HUSH… Help Us Support Healing.
This motto lets staff, visitors and patients know about the new Quiet Campaign at the University of Iowa Hospitals & Clinics (UIHC). A hospital can be a noisy place, but it doesn’t have to be. At UIHC we identified “quietness” as an opportunity for improvement, according to our patient satisfaction survey results. In response to our patients’ comments, we put together a multidisciplinary workgroup last fall and began figuring out a solution. For the past six months, our group implemented interventions we believe will successfully lower noise levels and improve “quietness” at UIHC.

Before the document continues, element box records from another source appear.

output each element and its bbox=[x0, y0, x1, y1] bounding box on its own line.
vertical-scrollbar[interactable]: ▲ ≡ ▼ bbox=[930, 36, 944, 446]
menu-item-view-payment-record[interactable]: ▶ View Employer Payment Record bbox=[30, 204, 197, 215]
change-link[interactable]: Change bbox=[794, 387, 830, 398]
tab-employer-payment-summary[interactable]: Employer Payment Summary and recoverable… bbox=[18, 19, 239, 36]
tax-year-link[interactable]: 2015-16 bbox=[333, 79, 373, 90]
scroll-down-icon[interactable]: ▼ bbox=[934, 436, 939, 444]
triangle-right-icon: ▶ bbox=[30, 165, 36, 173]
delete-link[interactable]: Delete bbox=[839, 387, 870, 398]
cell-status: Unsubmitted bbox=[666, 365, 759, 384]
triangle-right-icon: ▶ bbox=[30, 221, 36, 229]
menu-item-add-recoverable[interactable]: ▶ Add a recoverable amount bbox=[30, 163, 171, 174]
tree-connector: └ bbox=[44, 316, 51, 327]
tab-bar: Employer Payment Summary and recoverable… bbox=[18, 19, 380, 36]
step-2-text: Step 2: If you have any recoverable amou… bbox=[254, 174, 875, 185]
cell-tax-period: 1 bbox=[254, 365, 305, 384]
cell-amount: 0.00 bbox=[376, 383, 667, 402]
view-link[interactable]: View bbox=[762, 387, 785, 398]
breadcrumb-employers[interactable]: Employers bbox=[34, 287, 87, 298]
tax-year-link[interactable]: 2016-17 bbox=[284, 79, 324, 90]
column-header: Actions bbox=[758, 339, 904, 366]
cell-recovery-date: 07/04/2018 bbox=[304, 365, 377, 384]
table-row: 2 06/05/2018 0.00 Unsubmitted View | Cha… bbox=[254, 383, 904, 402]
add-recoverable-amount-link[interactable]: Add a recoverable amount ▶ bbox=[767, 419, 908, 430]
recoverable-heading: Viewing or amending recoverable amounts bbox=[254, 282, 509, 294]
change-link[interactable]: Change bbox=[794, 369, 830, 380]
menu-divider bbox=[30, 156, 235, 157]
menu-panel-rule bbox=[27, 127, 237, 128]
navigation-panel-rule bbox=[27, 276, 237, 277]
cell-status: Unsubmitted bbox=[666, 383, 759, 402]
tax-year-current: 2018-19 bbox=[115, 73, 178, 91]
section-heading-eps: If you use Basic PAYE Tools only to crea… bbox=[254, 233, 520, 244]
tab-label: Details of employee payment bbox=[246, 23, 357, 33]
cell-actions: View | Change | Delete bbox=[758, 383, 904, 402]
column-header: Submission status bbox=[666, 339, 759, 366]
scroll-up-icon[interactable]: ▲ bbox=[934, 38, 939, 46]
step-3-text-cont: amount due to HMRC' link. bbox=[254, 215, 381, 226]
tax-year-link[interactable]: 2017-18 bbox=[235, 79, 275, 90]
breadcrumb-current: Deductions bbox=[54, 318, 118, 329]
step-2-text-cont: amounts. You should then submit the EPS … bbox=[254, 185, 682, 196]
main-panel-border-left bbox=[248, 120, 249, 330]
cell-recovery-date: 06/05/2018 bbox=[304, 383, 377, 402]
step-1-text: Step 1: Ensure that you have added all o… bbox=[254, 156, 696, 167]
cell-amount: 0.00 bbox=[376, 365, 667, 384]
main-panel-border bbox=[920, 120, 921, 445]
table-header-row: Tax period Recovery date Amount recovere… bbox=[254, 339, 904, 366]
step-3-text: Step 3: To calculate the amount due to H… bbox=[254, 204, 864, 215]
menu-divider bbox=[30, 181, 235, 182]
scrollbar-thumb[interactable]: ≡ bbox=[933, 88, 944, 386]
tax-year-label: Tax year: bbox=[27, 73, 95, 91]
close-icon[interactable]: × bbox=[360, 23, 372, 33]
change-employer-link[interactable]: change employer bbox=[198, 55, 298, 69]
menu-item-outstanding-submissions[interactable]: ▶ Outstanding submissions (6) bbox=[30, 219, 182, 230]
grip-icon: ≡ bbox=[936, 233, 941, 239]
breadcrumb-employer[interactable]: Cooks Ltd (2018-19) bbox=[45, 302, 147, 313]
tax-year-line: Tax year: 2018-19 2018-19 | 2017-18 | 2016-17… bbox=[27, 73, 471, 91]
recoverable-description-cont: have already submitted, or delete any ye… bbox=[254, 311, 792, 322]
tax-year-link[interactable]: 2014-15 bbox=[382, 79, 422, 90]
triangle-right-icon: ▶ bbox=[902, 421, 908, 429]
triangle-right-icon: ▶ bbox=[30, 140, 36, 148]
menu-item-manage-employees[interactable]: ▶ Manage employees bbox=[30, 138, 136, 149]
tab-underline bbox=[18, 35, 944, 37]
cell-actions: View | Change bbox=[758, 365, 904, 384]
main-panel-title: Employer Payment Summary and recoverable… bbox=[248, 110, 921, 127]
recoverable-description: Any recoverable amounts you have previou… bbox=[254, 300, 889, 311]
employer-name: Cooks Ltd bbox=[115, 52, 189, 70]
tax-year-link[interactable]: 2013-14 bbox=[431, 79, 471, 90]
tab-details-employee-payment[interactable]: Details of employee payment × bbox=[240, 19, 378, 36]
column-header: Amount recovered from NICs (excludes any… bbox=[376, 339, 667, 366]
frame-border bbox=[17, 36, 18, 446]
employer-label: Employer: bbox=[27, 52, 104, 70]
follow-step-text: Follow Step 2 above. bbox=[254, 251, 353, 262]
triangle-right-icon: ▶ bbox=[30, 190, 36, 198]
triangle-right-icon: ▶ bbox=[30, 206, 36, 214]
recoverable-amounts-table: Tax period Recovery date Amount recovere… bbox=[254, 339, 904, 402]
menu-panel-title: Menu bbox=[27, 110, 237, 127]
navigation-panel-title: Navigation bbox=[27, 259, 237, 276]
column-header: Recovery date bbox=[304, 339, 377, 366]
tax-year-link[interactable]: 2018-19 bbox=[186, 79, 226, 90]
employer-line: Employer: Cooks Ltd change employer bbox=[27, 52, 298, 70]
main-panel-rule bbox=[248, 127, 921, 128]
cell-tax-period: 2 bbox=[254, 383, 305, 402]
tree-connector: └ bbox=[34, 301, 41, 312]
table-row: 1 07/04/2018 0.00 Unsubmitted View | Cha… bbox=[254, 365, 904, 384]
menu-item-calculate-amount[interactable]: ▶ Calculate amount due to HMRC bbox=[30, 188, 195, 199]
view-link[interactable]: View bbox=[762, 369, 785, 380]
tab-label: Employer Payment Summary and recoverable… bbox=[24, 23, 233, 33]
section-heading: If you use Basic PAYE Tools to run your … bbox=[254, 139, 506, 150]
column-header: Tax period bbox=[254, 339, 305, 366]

The noise: Here’s what we’re doing about it…
- Out with the old and in with the new!
We replaced dated signage with new HUSH posters featuring UIHC staff. The posters—displayed on every inpatient unit and hallway flat-screen dashboards—show specific staff from that unit. Featured staff include nurses, nursing assistants, unit clerks and physicians. We hope to catch people’s attention and also highlight our own staff as supporters of the program.
- Standard quiet times
All inpatient units now follow a standard quiet time from 12:30 p.m. to 2 p.m. every day. Our goal for this designated time period is to promote rest and relaxation. During quiet time, units dim their lights, reduce patient stimuli and use softer tones when speaking with colleagues or others. To ensure we maintain our high standards of care, we don’t postpone tests or treatments during this time. However, we do expect staff to bundle their services around this 90-minute quiet time in an effort to minimize interruptions for the patient.
- Alarm sound levels
Many different types of alarms regularly sound on an inpatient unit, including infusion pumps, vital sign monitors, call lights, bed alarms and pneumatic tube station alerts. We re-educated staff on how to better control the sound levels of these alarms. We also lowered by one level the infusion pump default sound and showed staff how to alter the alarm sound level when possible. In addition, we educated staff about appropriate EKG lead placement to prevent unnecessary vital-sign monitor alarms. Staff also learned how to change noise levels on pneumatic tube station alarms, especially during the overnight hours.
- Quiet TV channel
The Quiet TV channel provides patients and visitors with ideas to enhance rest. The channel also informs patients of resources we provide to help promote rest—sleep masks and ear plugs—and reviews all of our initiatives in place to help support healing.
- Scripting for staff
Several factors contribute to the noise in a hospital. However, people tend to be the largest cause of the noise. We encouraged our staff to hold each other accountable for maintaining lowered voices and holding group conversations in workroom areas. We also shared the following guidance with staff: “We are committed to providing a restful and healing environment. Please speak softly at the nurse’s station, in hallways, pods and consider having team discussions in conference rooms/other rooms on the clinical units/areas.”
When first forming our workgroup, we simultaneously started to raise awareness about quietness at UIHC. We already see an improvement in our patient satisfaction scores. With our Quiet Campaign fully implemented, we expect to see even more progress over upcoming months.